The activity log grows indefinitely. There's no documented retention or cleanup policy for old activity entries.
04 — Tradeoffs & Limits
- **Sync is pull/push driven, not real-time.** If you're actively using both machines, changes on one machine won't be reflected on the other until the next pull. For rapid multi-machine workflows, this gap can be frustrating. - **No conflict resolution.** If the same command is edited on two machines before syncing, the later push wins — no merge, no warning. Git-style conflict resolution doesn't exist in this system. - **Enablement state lives in the manifest, not the local filesystem.** If the manifest is lost or corrupted, the per-machine enablement knowledge is gone.

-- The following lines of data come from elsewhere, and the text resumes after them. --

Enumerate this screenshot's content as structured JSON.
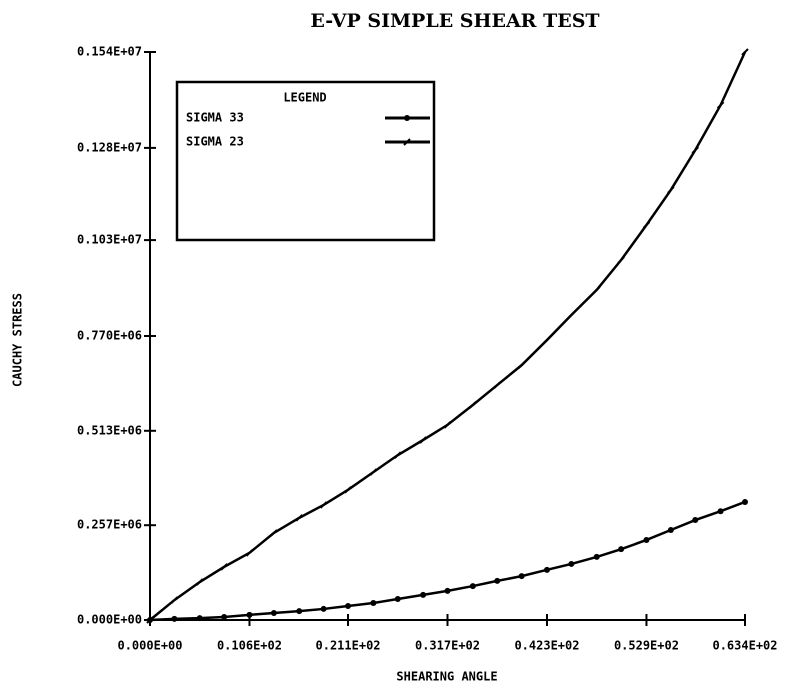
{
  "chart_data": {
    "type": "line",
    "title": "E-VP SIMPLE SHEAR TEST",
    "x_label": "SHEARING ANGLE",
    "y_label": "CAUCHY STRESS",
    "legend_title": "LEGEND",
    "legend": "upper left",
    "x": [
      0,
      2.6,
      5.3,
      7.9,
      10.6,
      13.2,
      15.9,
      18.5,
      21.1,
      23.8,
      26.4,
      29.1,
      31.7,
      34.4,
      37.0,
      39.6,
      42.3,
      44.9,
      47.6,
      50.2,
      52.9,
      55.5,
      58.1,
      60.8,
      63.4
    ],
    "series": [
      {
        "name": "SIGMA 33",
        "color": "#000000",
        "marker": "circle",
        "values": [
          0,
          3000,
          5000,
          8000,
          14000,
          19000,
          24000,
          30000,
          38000,
          46000,
          57000,
          68000,
          79000,
          92000,
          106000,
          119000,
          136000,
          152000,
          171000,
          192000,
          217000,
          244000,
          271000,
          295000,
          320000
        ]
      },
      {
        "name": "SIGMA 23",
        "color": "#000000",
        "marker": "tick",
        "values": [
          0,
          54000,
          103000,
          144000,
          182000,
          236000,
          277000,
          312000,
          353000,
          401000,
          447000,
          488000,
          529000,
          583000,
          637000,
          691000,
          759000,
          827000,
          895000,
          976000,
          1071000,
          1166000,
          1274000,
          1396000,
          1540000
        ]
      }
    ],
    "xlim": [
      0,
      63.4
    ],
    "xticks": [
      {
        "value": 0,
        "label": "0.000E+00"
      },
      {
        "value": 10.6,
        "label": "0.106E+02"
      },
      {
        "value": 21.1,
        "label": "0.211E+02"
      },
      {
        "value": 31.7,
        "label": "0.317E+02"
      },
      {
        "value": 42.3,
        "label": "0.423E+02"
      },
      {
        "value": 52.9,
        "label": "0.529E+02"
      },
      {
        "value": 63.4,
        "label": "0.634E+02"
      }
    ],
    "ylim": [
      0,
      1540000
    ],
    "yticks": [
      {
        "value": 0,
        "label": "0.000E+00"
      },
      {
        "value": 257000,
        "label": "0.257E+06"
      },
      {
        "value": 513000,
        "label": "0.513E+06"
      },
      {
        "value": 770000,
        "label": "0.770E+06"
      },
      {
        "value": 1030000,
        "label": "0.103E+07"
      },
      {
        "value": 1280000,
        "label": "0.128E+07"
      },
      {
        "value": 1540000,
        "label": "0.154E+07"
      }
    ]
  }
}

The local files survive; the tracking of what's enabled where doesn't. - **No validation of content.** cc-sync will sync anything in the tracked directories — if a skill file is broken, cc-sync will happily push it to all machines. - **Last sync was February 3, 2026.** The system hasn't been actively synced in over 2 months. This suggests either the workflow stabilized or the tool was superseded — worth clarifying during editing.
05 — Key Insight
Synchronization systems for developer environments face a fundamental tradeoff: simplicity (file-based git sync) vs. correctness (real-time conflict resolution). The manifest approach is right for most developers; teams with complex multi-machine workflows may need something more sophisticated. The right answer depends on how often the machines are used simultaneously.